The 24-hour-a-day Crisis Link hotline is due to lose all of its $135,000 annual funding from Fairfax County if the Fairfax Supervisors follow the proposal of the Fairfax-Falls Church Community Services Board, the program’s director reported this week.
The hotline, which served 27,000 callers last year, is a vital component of the services provided by Crisis Link, a comprehensive suicide and crisis prevention organization that provides support and resources for life crises, trauma and suicide throughout the Washington, D.C. metro area.
Crisis Link organizers are mobilizing their supporters to contact Fairfax Supervisors to urge the funding be maintained. They are calling for a large turnout at the April 2 County Board meeting to make the case.
Calls to the hotline have soared in the past five years, up by 78.1% in Fairfax County, while the calls from youths are up by 227%. Suicide-related calls are up 50.5%, including 583 calls from Fairfax County residents.
In 2006, there were 90 suicide deaths in Fairfax County and Falls Church, up 32% since 2004. Suicides here outnumber homicides by five to one.
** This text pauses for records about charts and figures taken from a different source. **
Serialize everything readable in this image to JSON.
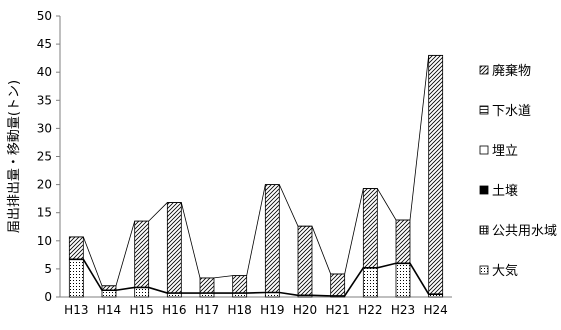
{
  "chart_data": {
    "type": "bar",
    "stacked": true,
    "ylabel": "届出排出量・移動量(トン)",
    "xlabel": "",
    "ylim": [
      0,
      50
    ],
    "yticks": [
      0,
      5,
      10,
      15,
      20,
      25,
      30,
      35,
      40,
      45,
      50
    ],
    "grid": false,
    "legend_position": "right",
    "categories": [
      "H13",
      "H14",
      "H15",
      "H16",
      "H17",
      "H18",
      "H19",
      "H20",
      "H21",
      "H22",
      "H23",
      "H24"
    ],
    "series": [
      {
        "name": "大気",
        "pattern": "dots",
        "values": [
          6.7,
          1.2,
          1.7,
          0.7,
          0.7,
          0.7,
          0.8,
          0.3,
          0.2,
          5.2,
          6.0,
          0.5
        ]
      },
      {
        "name": "公共用水域",
        "pattern": "grid",
        "values": [
          0,
          0,
          0,
          0,
          0,
          0,
          0,
          0,
          0,
          0,
          0,
          0
        ]
      },
      {
        "name": "土壌",
        "pattern": "solid",
        "values": [
          0,
          0,
          0,
          0,
          0,
          0,
          0,
          0,
          0,
          0,
          0,
          0
        ]
      },
      {
        "name": "埋立",
        "pattern": "blank",
        "values": [
          0,
          0,
          0,
          0,
          0,
          0,
          0,
          0,
          0,
          0,
          0,
          0
        ]
      },
      {
        "name": "下水道",
        "pattern": "hline",
        "values": [
          0,
          0,
          0,
          0,
          0,
          0,
          0,
          0,
          0,
          0,
          0,
          0
        ]
      },
      {
        "name": "廃棄物",
        "pattern": "diag",
        "values": [
          4.0,
          0.8,
          11.8,
          16.1,
          2.7,
          3.1,
          19.2,
          12.3,
          3.9,
          14.1,
          7.7,
          42.5
        ]
      }
    ]
  }
}
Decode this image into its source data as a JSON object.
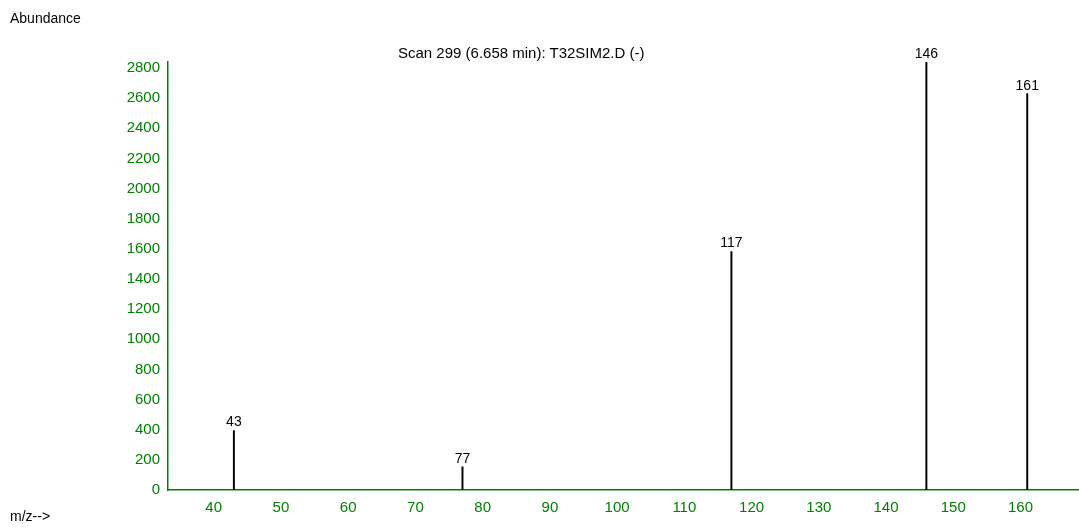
{
  "chart_data": {
    "type": "bar",
    "title": "Scan 299 (6.658 min): T32SIM2.D (-)",
    "ylabel": "Abundance",
    "x": [
      43,
      77,
      117,
      146,
      161
    ],
    "values": [
      394,
      154,
      1582,
      2839,
      2630
    ],
    "annotations": [
      "m/z-->",
      {
        "text": "43",
        "x": 43,
        "y": 394
      },
      {
        "text": "77",
        "x": 77,
        "y": 154
      },
      {
        "text": "117",
        "x": 117,
        "y": 1582
      },
      {
        "text": "146",
        "x": 146,
        "y": 2839
      },
      {
        "text": "161",
        "x": 161,
        "y": 2630
      }
    ],
    "color": "#000000",
    "xlim": [
      33.2,
      168.7
    ],
    "xticks": [
      40,
      50,
      60,
      70,
      80,
      90,
      100,
      110,
      120,
      130,
      140,
      150,
      160
    ],
    "ylim": [
      0,
      2840
    ],
    "yticks": [
      0,
      200,
      400,
      600,
      800,
      1000,
      1200,
      1400,
      1600,
      1800,
      2000,
      2200,
      2400,
      2600,
      2800
    ],
    "grid": false,
    "legend": false
  }
}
“The Fairfax youth suicide rate is second only to Arlington in Northern Virginia,” according to a Crisis Link memo. “Crisis Link’s hotlines are the safety value and last resort before tragedy strikes. What’s not on the nightly news are all the stories of desperate people successfully de-escalated by Crisis Link’s hotlines, untold stories that would literally fill volumes.”
Crisis Link has partnered with the Fairfax-Falls Church Community Services board for 39 years, but the board was tasked by the County Executive to slash its budget by 4% this year, leading to the recommendation to cut off all its funding to the hotline.
By contrast to its proposed funding cut, Crisis Link estimates it saved Fairfax County taxpayers $1,078,550 in ambulance, police, 9-1-1, hospital and treatment costs by talking its callers out of suicide attempts.